↵The start of the World Cup is just ten days away. While it will be another few weeks before teams exit pool play and we have a chance to debate the merits of deciding the most important soccer matches in the world with something as arbitrary as penalty kicks, the fact still remains that at some point in the World Cup, someone is going to need to hit a penalty kick that will win a match. According to a study on the subject coming out of England, there are some simple mathematical rules teams should follow to find penalty kick success in South Africa. ↵
How To Win A World Cup Shootout Using Mathematical Equations
↵
↵
↵
↵↵Lucozade Sport, official sports nutrition supplier to United Kingdom Athletics (basically Gatorade for those who say “cheerio” instead of eating them), joined with Prozone, a company that specializes in player analysis, to devise a formula for taking penalty kicks in the upcoming World Cup. It has been no secret that England’s national squad has struggled with spot kicks in big tournaments in the past, so the study aims to give a little empirical data for Fabio Capello to use when picking five players for a potential shootout.↵
↵↵In a nutshell, research indicates that a player with the best chance of scoring a penalty kick is a 21-year old, right-footed forward who runs from outside the box and aims for the top left corner. Do all that, and you’re sure to score.↵
↵↵Okay, fine, this study screams small sample size, as the organization only looked at the last three World Cup finals (what, no Baggio?) and combined that data with the last three European Championships. There were 14 shootouts in those tournaments with 130 penalty kicks being struck. It’s not exactly looking back through the 120 years since the penalty kick was invented, now is it? Alas, here are some interesting trends nonetheless.↵
↵
↵• Right-footed players scored 71 percent to just 52 percent for left-footers.
↵• Strikers scored 75 percent, defenders scored 72 percent and midfielders scored just 61 percent.
↵• A whopping 87 percent of all kicks aimed at the top left corner were successful.
↵• If a player ran to the ball from outside the box, he was successful on his strike 72 percent of the time.
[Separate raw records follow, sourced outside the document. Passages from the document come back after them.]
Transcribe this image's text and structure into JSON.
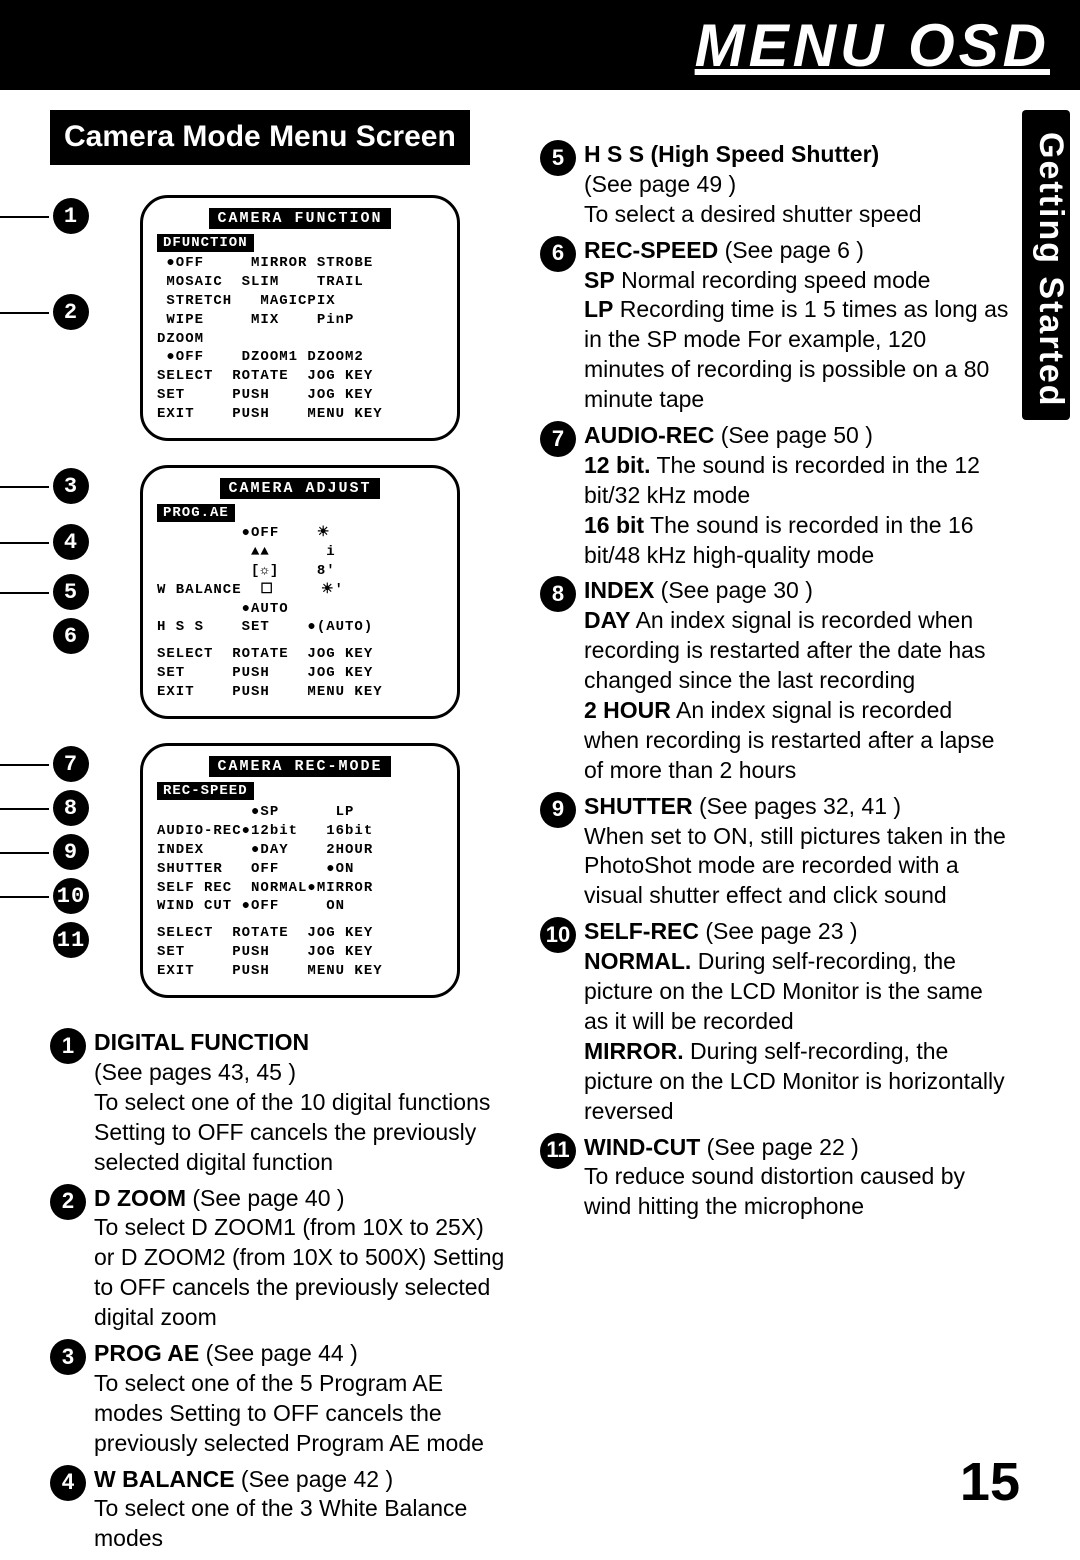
{
  "header": {
    "title": "MENU OSD"
  },
  "right_tab": "Getting Started",
  "section_title": "Camera Mode Menu Screen",
  "page_number": "15",
  "panels": {
    "function": {
      "title": "CAMERA  FUNCTION",
      "sub": "DFUNCTION",
      "rows": [
        " ●OFF     MIRROR STROBE",
        " MOSAIC  SLIM    TRAIL",
        " STRETCH   MAGICPIX",
        " WIPE     MIX    PinP",
        "DZOOM",
        " ●OFF    DZOOM1 DZOOM2",
        "SELECT  ROTATE  JOG KEY",
        "SET     PUSH    JOG KEY",
        "EXIT    PUSH    MENU KEY"
      ]
    },
    "adjust": {
      "title": "CAMERA  ADJUST",
      "sub": "PROG.AE",
      "rows": [
        "         ●OFF    ☀",
        "          ▲▲      i",
        "          [☼]    8'",
        "W BALANCE  ☐     ☀'",
        "         ●AUTO",
        "H S S    SET    ●(AUTO)",
        "",
        "SELECT  ROTATE  JOG KEY",
        "SET     PUSH    JOG KEY",
        "EXIT    PUSH    MENU KEY"
      ]
    },
    "recmode": {
      "title": "CAMERA  REC-MODE",
      "sub": "REC-SPEED",
      "rows": [
        "          ●SP      LP",
        "AUDIO-REC●12bit   16bit",
        "INDEX     ●DAY    2HOUR",
        "SHUTTER   OFF     ●ON",
        "SELF REC  NORMAL●MIRROR",
        "WIND CUT ●OFF     ON",
        "",
        "SELECT  ROTATE  JOG KEY",
        "SET     PUSH    JOG KEY",
        "EXIT    PUSH    MENU KEY"
      ]
    }
  },
  "bullets_panel1": [
    "1",
    "2"
  ],
  "bullets_panel2": [
    "3",
    "4",
    "5",
    "6"
  ],
  "bullets_panel3": [
    "7",
    "8",
    "9",
    "10",
    "11"
  ],
  "left_desc": [
    {
      "n": "1",
      "title": "DIGITAL FUNCTION",
      "body": "(See pages 43, 45 )\nTo select one of the 10 digital functions\nSetting to OFF cancels the previously selected digital function"
    },
    {
      "n": "2",
      "title": "D ZOOM",
      "ref": "(See page 40 )",
      "body": "To select D ZOOM1 (from 10X to 25X) or D ZOOM2 (from 10X to 500X) Setting to OFF cancels the previously selected digital zoom"
    },
    {
      "n": "3",
      "title": "PROG  AE",
      "ref": "(See page 44 )",
      "body": "To select one of the 5 Program AE modes  Setting to OFF cancels the previously selected Program AE mode"
    },
    {
      "n": "4",
      "title": "W BALANCE",
      "ref": "(See page 42 )",
      "body": "To select one of the 3 White Balance modes"
    }
  ],
  "right_desc": [
    {
      "n": "5",
      "title": "H  S  S  (High Speed Shutter)",
      "body": "(See page 49 )\nTo select a desired shutter speed"
    },
    {
      "n": "6",
      "title": "REC-SPEED",
      "ref": "(See page 6 )",
      "body": "<b>SP</b> Normal recording speed mode\n<b>LP</b> Recording time is 1 5 times as long as in the SP mode  For example, 120 minutes of recording is possible on a 80 minute tape"
    },
    {
      "n": "7",
      "title": "AUDIO-REC",
      "ref": "(See page 50 )",
      "body": "<b>12 bit.</b> The sound is recorded in the 12 bit/32 kHz mode\n<b>16 bit</b>  The sound is recorded in the 16 bit/48 kHz high-quality mode"
    },
    {
      "n": "8",
      "title": "INDEX",
      "ref": "(See page 30 )",
      "body": "<b>DAY</b>      An index signal is recorded when recording is restarted after the date has changed since the last recording\n<b>2 HOUR</b> An index signal is recorded when recording is restarted after a lapse of more than 2 hours"
    },
    {
      "n": "9",
      "title": "SHUTTER",
      "ref": "(See pages 32, 41 )",
      "body": "When set to ON, still pictures taken in the PhotoShot mode are recorded with a visual shutter effect and click sound"
    },
    {
      "n": "10",
      "title": "SELF-REC",
      "ref": "(See page 23 )",
      "body": "<b>NORMAL.</b>  During self-recording, the picture on the LCD Monitor is the same as it will be recorded\n<b>MIRROR.</b>  During self-recording, the picture on the LCD Monitor is horizontally reversed"
    },
    {
      "n": "11",
      "title": "WIND-CUT",
      "ref": "(See page 22 )",
      "body": "To reduce sound distortion caused by wind hitting the microphone"
    }
  ]
}
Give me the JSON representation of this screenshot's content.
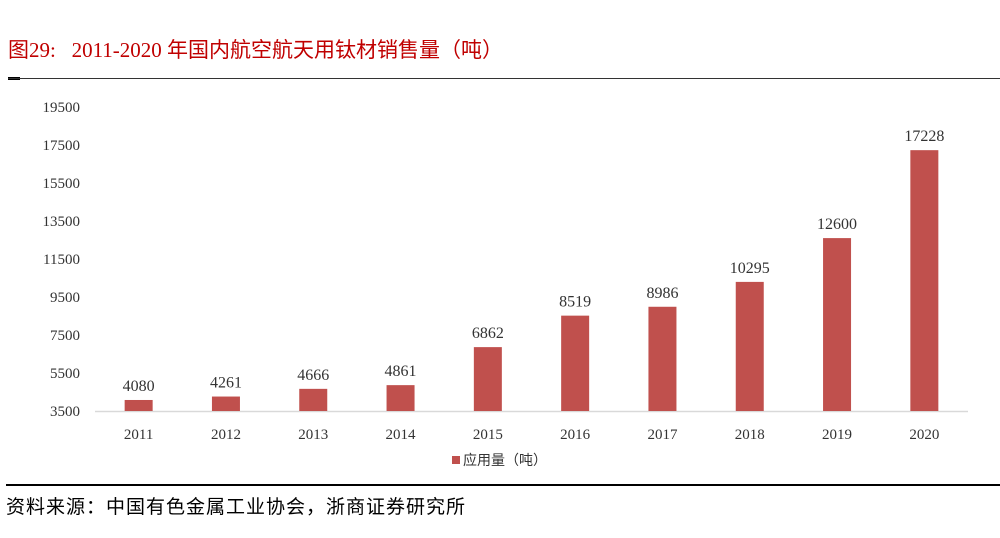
{
  "title": "图29:   2011-2020 年国内航空航天用钛材销售量（吨）",
  "source": "资料来源：中国有色金属工业协会，浙商证券研究所",
  "colors": {
    "bar": "#c0504d",
    "title": "#c00000"
  },
  "chart_data": {
    "type": "bar",
    "categories": [
      "2011",
      "2012",
      "2013",
      "2014",
      "2015",
      "2016",
      "2017",
      "2018",
      "2019",
      "2020"
    ],
    "series": [
      {
        "name": "应用量（吨）",
        "values": [
          4080,
          4261,
          4666,
          4861,
          6862,
          8519,
          8986,
          10295,
          12600,
          17228
        ]
      }
    ],
    "yticks": [
      3500,
      5500,
      7500,
      9500,
      11500,
      13500,
      15500,
      17500,
      19500
    ],
    "ylim": [
      3500,
      19500
    ],
    "grid": false,
    "legend": "bottom",
    "data_labels": true
  }
}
↵• The age with the highest percentage of made PKs – 21-years old – connected at a 91 percent clip.↵
↵↵Now, stats like the last are where the small sample size comes becomes most troubling. In theory, with just 130 kicks analyzed, it’s fair to assume that a very small number of kicks were taken by those of any specific age, let alone a player as young as 21. Therefore, based on the 91 percent, it’s safe to estimate that somewhere in the neighborhood of 11 kicks were taken by 21-year olds, with 10 hitting the back of the net. It’s a significant success rate, but not exactly something you should take to the bank.↵
↵↵The entire study is likely nothing more than a clever way for Lucozade and Prozone to associate their brands with the World Cup without paying for any sort of actual sponsorship. It would be interested to see now this formula holds up when additional tournaments are added in, or when penalty kicks in the regular course of game action throughout World Cup qualifying are factored in as well. Would age be an indicator of anything significant with twice as many kicks recorded? Would left-footers have more of a fighting chance from the spot if an additional 130 shots from World Cup qualifiers and club play had been analyzed?↵
↵↵While the individual numbers may be nothing more than a trend, and surely not enough data to be considered empirical evidence for success – though if I’m a goalkeeper, I’m leaning a little more toward the top-left corner all of the sudden – one number could be the biggest indicator for success:↵
↵↵⇥The team that misses the first penalty goes on to lose the shoot out a huge 78.5 percent of the time, and while almost a third (64 percent) of all shoot outs go to the full five penalties, all five are scored a mere 18 percent of the time.↵↵In other words, someone is going to miss, so you better hope your team isn’t the one that does it first.